In Sunny's eyes, trash cans were a void of endless potential.

Schrödinger's trash can: The idea that every trash can is simultaneously both worthless and filled to the brim with treasures until the contents are directly observed.

How did he know who Schrödinger was? Well, he searched up a term that encapsulated his theory, and found a very similar one related to a cat. Great minds think alike.

And nothing was greater than valuables!

A gold coin in a pile of rot was still a gold coin. A blade was still a blade, even if it was buried under eggshells and plastic wrap. And a soul was still a soul, even if the world decided it belonged in the gutter.

Like Sunny himself, who was unfortunate enough to fall asleep while most of his body was deep within the trash can. Some passerbys sent strange looks at the pair of legs sticking out, but nobody commented.

***

He lingered in the glass again.

Not bound. Not free.

The hall loomed around him, vast and hollow. Light poured through tall windows, but the warmth it brought died before reaching the floor. The air shimmered with a false stillness, touched by something deeper — older.

Seven chains sprawled across the floor, their shackles cracked and runes dulled. Once, they had held something terrible. Now, they held nothing.

He should have stayed forgotten.

But someone had reached through. Someone who moved like a man but wasn't. A thing in a white coat, with a face that didn't belong in this world. Dice for a head. Tricks for a voice. He'd peeled the mirror open like a wound and pulled him out — not to save, not to help. Just to move a piece into play.

Then he left.

Left him in this prison masquerading as a tower, where darkness gnawed at the seams of reality and time forgot how to pass. No words. No promises. Just abandonment dressed in amusement.

He didn't care. Not really.

Hate had kept him warm for longer than he could remember. Hate had taught him patience. Hate had taught him to smile. The ones who buried him once would pay for it in kind. All of them. Every single one. The cold, shining eyes that looked down on him. They destroyed his body. They destroyed his soul. And even then, he lived, chained as he was to his reflective prison.

He remembered each face.

He remembered what it felt like when the blade stopped shaking in his hands.
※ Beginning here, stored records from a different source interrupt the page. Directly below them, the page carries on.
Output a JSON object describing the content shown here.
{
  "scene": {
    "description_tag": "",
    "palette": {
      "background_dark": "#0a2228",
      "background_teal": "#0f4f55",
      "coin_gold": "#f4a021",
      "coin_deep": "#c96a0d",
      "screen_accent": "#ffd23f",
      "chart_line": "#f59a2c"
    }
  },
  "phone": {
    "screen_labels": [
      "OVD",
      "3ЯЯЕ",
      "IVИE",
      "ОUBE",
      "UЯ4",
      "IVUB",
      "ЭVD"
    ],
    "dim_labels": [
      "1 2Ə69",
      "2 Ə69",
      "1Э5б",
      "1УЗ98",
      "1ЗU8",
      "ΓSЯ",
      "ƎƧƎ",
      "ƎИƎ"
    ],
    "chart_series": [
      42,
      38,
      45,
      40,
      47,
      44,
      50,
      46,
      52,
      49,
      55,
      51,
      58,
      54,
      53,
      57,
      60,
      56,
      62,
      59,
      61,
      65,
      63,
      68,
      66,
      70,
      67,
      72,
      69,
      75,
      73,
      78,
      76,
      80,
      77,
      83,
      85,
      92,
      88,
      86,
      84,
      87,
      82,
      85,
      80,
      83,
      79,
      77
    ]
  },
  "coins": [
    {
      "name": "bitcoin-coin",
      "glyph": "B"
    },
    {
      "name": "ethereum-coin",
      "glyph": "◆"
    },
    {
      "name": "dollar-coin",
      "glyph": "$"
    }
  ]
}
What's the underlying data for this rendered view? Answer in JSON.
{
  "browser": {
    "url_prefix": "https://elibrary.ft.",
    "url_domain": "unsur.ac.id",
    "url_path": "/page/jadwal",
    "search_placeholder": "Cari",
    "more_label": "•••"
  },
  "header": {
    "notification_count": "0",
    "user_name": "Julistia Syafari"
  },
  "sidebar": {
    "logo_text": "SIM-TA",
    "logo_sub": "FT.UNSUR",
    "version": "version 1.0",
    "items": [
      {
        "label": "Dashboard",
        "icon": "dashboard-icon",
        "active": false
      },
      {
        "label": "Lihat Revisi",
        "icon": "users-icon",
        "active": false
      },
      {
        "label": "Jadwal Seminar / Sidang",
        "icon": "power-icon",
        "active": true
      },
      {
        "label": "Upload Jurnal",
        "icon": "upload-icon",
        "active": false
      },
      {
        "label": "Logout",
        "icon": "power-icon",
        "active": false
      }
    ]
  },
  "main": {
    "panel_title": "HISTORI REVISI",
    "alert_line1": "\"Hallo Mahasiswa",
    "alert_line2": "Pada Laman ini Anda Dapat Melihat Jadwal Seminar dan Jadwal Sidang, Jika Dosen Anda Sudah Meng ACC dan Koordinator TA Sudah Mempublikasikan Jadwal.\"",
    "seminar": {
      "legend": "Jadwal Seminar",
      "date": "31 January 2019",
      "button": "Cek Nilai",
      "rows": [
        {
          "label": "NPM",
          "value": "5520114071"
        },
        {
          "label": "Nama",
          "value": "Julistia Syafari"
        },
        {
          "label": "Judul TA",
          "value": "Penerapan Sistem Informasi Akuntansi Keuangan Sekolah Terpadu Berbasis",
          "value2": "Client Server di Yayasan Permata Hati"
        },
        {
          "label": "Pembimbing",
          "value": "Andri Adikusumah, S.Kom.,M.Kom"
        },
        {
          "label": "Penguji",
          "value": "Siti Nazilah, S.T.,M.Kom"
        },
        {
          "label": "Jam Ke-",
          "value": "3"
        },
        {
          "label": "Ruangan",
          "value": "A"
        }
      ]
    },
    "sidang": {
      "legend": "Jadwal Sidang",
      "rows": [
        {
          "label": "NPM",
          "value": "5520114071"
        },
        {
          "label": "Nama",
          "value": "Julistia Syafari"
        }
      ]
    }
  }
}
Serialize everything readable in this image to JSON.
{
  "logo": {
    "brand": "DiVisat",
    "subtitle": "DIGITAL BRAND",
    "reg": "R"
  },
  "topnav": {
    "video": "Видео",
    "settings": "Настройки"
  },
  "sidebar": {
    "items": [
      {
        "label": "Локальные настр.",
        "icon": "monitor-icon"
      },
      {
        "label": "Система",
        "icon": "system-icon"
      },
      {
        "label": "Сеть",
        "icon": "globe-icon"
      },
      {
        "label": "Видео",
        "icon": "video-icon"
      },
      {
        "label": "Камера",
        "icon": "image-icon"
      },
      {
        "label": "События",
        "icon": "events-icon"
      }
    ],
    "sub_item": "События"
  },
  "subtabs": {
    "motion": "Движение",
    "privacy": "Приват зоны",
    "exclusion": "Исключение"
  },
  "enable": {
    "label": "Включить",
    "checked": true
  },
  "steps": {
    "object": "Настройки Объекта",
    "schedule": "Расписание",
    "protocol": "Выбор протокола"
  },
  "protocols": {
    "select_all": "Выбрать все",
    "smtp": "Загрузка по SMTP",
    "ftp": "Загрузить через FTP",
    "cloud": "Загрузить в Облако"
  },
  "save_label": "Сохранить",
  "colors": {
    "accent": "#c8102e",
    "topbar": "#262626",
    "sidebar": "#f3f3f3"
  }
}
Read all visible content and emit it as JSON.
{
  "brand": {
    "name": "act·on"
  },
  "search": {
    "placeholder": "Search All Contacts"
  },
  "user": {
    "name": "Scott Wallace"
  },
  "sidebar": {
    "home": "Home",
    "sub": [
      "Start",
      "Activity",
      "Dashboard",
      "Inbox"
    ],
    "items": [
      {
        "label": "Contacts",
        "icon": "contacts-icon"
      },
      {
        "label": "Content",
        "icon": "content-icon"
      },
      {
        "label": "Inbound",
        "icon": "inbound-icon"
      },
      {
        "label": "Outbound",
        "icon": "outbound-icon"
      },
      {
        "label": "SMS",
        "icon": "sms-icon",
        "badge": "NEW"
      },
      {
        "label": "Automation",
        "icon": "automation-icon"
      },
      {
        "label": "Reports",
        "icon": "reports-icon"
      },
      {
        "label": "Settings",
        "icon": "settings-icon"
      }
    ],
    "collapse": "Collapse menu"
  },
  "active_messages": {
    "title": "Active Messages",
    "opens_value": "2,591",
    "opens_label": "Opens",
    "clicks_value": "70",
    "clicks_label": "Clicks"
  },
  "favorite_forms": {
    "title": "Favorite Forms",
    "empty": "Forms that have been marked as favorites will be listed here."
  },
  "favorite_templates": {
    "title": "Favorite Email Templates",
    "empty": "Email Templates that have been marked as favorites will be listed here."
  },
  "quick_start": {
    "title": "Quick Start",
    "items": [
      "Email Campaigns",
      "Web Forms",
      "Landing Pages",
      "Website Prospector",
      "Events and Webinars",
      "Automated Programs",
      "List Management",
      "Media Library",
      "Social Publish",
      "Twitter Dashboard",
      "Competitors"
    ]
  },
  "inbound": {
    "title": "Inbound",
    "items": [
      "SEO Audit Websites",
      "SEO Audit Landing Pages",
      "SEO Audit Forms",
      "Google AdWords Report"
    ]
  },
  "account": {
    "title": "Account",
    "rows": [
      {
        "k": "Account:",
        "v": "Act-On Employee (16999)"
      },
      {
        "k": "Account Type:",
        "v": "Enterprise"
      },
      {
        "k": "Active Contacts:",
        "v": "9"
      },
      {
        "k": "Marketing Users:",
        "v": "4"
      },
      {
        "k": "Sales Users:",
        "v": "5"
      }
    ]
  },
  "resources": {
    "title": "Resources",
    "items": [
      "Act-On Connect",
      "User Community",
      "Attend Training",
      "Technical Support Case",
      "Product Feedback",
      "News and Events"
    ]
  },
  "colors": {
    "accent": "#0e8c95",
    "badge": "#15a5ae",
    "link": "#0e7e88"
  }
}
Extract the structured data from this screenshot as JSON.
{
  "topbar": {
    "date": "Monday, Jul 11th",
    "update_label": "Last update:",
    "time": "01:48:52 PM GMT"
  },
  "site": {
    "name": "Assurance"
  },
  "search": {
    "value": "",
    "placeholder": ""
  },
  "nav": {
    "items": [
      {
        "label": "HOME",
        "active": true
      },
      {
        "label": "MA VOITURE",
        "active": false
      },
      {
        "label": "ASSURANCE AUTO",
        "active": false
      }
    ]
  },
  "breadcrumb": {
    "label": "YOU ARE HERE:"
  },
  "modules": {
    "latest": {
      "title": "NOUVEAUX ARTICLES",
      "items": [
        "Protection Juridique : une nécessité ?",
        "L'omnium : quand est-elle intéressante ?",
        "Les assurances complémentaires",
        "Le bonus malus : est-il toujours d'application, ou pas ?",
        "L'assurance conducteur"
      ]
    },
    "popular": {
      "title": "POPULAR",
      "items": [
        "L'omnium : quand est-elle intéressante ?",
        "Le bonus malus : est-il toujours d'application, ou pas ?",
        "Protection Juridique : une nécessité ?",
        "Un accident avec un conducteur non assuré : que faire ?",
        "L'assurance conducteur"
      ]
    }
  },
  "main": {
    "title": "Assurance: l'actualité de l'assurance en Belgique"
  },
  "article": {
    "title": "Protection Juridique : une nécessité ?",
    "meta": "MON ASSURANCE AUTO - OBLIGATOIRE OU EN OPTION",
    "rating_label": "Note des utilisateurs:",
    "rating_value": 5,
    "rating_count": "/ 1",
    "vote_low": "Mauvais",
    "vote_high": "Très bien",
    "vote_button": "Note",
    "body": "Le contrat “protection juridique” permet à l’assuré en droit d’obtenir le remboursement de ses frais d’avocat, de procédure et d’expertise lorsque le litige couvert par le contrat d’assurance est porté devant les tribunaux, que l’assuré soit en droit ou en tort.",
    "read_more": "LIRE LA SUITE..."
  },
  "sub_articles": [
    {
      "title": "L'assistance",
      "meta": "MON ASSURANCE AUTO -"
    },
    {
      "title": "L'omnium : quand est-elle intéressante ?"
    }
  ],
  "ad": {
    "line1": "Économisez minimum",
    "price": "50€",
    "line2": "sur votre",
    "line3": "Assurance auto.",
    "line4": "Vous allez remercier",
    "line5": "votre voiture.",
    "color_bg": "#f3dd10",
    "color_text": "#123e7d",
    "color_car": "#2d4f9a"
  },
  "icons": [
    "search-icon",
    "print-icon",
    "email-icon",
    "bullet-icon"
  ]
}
He had carved his way through reflections. Made puppets from heroes. Painted stories with borrowed mouths. And he would do it again. He would do it better. Not out of revenge, but because it was right. Because it was necessary.

He would wait.

The shadow; slippery, strange, and extremely valuable. A good body, it was. The bait was right before him, the strange rift in reality.

When the shadow passed through, he would hitch a ride in silence. Follow him into the next trial. He didn't need a body. He just needed to wait. For the moment he could take the perfect vessel.

And when it came, he would take everything else.

Until then, he waited.

He dreamed of shattered glass and torn throats. Of silence filled with screaming. Of a future soaked in red.

And through it all, he smiled, glancing at the curious Attribute he had recently received.